I stared at my lover, and he stared back, his jaw set. I looked away.
“Their protection is my job,” he said quietly.
“Yes,” I said. “I know. But Jordis was my friend, and both Lena and Cillian know her. If I write to them, and they say yes, what do you say?”
“Lena is the senior captain,” he said. “If she says yes, then I must. Although,” he added, “I would argue with her, were I there. Is there space in your letter for my thoughts?”
“Yes. Of course. Or write your own, and I will include in with mine under the Teannasach’s seal. We will let Lena decide.” He nodded, his lips still tight. We rarely argued, but the safety of our family and the Ti’ach was his responsibility, and I should have spoken to him before making the suggestion. I would apologize privately.
Chapter 32
Later I spoke alone with Dugi, for more information on the men involved with Jordis and Elsë. I should tell Cillian and Lena as much as possible, so Lena could make an appropriate decision. He had little to add about the man who had taken Jordis, but much more about the bridegroom and his family. “There’s a daughter,” he said. “My father is considering offering for her; he thinks a connection to Varsland’s fish trade could be valuable.”
“For you or Gefen?” I asked.
“Gefen.
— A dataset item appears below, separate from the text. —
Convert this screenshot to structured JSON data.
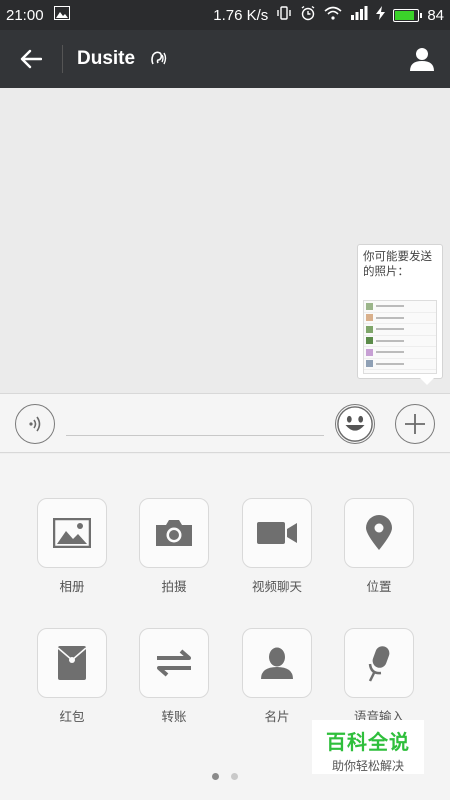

I inherit the torp; he'll need something.”
Always the way, for second sons; sometimes there was a torp with only daughters to make an alliance with, or the army, or for some the path of a scholar or a scáeli. And some crossed the narrow sea to take the coin of the Marai.
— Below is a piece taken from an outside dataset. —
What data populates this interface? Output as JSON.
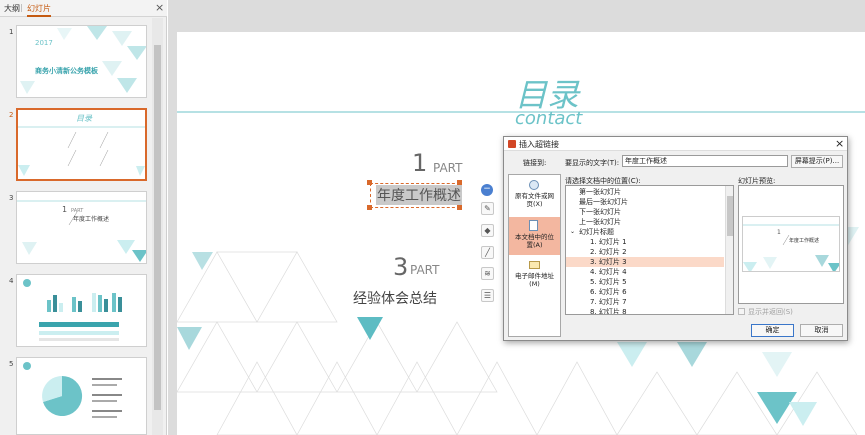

I wrote my letter. Then I went to find Jordis. “She has eaten and bathed,” Helvi told me, and she’s sitting quietly now, resting.” She opened the door to a small sitting room. “In here.”
Jordis was watching Gwenna combing Elsë’s hair in front of the fire, her movements gentle. I supposed she had done this with the other girls at the Ti'ach, or at the White Fort. “Sorley,” Jordis said as I came in. “Of all the people to find. Why are you here?” She looked tired, but much of the tension had gone from her. “I am so glad you are.”